Reina y señora fue la ciudad de Cartago, en las costas del África. Sus guerreros llegaron a las puertas de Roma, la rival, la enemiga, y a punto estuvieron de aplastarla bajo las patas de sus caballos y sus elefantes.
Unos años después, Roma se vengó. Cartago fue obligada a entregar todas sus armas y sus naves de guerra, y aceptó la humillación del vasallaje y el pago de tributos. Todo aceptó Cartago, inclinando la cabeza. Pero cuando Roma mandó que los cartagineses abandonaran la mar y se marcharan a vivir tierra adentro, lejos de la costa, porque la mar era la causa de su arrogancia y de su peligrosa locura, ellos se negaron a irse: eso sí que no, eso sí que nunca. Y Roma maldijo a Cartago, y la condenó al exterminio. Y allá marcharon las legiones.
Cercada por tierra y por agua, la ciudad resistió tres años. Ya no quedaba agujero por raspar en los graneros, y habían sido devorados hasta los monos sagrados de los templos: olvidada por sus dioses, habitada por espectros, Cartago cayó. Seis días y seis noches duró el incendio. Después, los legionarios romanos barrieron las cenizas humeantes y regaron la tierra con sal, para que nunca más creciera allí nada ni nadie.
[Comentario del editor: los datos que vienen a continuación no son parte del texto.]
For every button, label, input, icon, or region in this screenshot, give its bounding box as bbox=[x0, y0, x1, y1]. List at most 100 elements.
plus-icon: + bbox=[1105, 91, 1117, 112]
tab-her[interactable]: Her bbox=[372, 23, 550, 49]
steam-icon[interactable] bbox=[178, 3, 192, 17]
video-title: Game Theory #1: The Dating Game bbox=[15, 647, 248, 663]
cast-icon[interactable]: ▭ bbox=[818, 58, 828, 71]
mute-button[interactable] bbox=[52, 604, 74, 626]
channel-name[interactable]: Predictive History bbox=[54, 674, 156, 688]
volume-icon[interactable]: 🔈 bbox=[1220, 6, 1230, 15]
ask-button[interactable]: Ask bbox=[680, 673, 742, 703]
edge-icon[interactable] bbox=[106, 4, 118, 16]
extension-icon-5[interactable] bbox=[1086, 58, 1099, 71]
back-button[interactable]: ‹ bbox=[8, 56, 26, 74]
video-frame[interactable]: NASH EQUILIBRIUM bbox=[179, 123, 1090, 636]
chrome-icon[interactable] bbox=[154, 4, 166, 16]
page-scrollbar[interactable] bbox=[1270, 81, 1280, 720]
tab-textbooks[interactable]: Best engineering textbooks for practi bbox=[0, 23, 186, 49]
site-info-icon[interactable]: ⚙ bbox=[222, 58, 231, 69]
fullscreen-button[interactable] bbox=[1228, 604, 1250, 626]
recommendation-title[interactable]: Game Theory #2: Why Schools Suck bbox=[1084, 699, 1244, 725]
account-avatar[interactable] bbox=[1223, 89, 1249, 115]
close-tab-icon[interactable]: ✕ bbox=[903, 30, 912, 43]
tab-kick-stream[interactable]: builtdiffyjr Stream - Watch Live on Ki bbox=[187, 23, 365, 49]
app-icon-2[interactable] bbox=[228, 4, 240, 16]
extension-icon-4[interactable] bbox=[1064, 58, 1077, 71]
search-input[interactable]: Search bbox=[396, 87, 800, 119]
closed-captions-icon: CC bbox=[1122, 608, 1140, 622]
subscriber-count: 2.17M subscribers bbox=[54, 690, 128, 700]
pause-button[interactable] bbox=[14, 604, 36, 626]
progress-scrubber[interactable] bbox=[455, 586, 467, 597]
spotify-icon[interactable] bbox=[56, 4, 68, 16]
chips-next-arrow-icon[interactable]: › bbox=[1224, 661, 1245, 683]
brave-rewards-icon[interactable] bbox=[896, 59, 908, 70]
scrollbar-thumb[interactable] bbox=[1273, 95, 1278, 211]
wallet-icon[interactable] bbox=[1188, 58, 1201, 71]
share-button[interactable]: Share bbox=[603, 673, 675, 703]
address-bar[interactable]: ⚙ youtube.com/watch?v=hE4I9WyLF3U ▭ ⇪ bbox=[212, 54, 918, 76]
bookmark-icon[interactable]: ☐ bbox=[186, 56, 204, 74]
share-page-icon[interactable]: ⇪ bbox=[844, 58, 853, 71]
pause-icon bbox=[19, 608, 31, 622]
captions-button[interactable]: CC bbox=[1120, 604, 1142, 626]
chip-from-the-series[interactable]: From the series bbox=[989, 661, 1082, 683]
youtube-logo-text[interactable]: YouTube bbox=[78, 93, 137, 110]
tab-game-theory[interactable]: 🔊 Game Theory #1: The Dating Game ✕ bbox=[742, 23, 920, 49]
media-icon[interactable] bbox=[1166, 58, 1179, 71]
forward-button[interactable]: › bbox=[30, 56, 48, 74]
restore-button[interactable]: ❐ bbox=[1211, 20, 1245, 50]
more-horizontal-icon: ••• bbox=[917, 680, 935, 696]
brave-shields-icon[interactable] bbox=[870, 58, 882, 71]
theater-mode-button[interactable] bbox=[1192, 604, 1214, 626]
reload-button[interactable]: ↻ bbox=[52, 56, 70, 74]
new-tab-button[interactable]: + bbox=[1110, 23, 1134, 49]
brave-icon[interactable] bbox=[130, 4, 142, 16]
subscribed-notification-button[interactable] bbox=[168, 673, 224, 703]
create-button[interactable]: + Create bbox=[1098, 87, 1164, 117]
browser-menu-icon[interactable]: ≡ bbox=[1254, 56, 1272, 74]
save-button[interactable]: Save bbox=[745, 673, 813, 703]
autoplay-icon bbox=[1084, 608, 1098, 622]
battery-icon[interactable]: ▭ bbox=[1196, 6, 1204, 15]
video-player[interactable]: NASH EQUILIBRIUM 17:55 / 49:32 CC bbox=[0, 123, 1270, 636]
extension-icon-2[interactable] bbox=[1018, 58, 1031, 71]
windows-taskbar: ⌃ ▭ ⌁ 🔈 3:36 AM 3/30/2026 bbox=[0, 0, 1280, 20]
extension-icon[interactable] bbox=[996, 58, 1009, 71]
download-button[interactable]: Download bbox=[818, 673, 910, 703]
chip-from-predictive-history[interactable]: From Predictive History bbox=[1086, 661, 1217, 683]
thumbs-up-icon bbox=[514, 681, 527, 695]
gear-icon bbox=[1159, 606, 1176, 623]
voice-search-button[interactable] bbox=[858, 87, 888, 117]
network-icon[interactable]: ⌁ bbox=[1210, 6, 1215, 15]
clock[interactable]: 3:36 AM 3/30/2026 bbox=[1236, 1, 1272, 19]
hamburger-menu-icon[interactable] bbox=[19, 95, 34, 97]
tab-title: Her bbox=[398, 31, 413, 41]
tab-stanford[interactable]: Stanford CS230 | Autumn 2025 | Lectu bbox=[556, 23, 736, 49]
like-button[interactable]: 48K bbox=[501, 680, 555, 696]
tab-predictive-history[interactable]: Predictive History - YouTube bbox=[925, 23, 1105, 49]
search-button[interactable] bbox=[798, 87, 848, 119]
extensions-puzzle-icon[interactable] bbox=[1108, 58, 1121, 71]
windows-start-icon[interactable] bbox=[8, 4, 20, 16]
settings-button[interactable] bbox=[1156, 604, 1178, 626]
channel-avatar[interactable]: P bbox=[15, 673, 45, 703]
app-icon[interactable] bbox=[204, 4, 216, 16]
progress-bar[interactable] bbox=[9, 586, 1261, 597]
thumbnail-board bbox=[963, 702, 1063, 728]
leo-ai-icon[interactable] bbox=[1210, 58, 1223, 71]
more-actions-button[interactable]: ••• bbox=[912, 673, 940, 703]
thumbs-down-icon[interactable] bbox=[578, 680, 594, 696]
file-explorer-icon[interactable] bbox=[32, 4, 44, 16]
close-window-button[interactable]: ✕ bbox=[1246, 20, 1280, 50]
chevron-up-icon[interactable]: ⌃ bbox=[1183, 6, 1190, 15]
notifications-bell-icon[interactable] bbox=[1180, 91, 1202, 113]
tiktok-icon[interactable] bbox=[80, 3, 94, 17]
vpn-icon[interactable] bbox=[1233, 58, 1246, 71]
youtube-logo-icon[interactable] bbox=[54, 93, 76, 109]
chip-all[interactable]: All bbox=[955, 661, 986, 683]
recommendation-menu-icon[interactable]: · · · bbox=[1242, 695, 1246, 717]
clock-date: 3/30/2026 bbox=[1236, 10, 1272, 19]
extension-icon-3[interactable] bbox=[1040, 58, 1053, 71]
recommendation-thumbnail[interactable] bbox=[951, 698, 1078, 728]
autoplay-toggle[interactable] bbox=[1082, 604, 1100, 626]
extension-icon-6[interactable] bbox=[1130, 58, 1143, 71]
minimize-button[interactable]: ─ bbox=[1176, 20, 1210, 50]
La ciudad de Cartagena, en las costas de España, es hija de aquella Cartago. Y es nieta de Cartago la ciudad de Cartagena de Indias, que mucho después nació en las costas de América. Una noche, charlando bajito, Cartagena de Indias me confió su secreto: me dijo que si alguna vez la obligaran a irse lejos de la mar, también ella elegiría morir, como murió la abuela.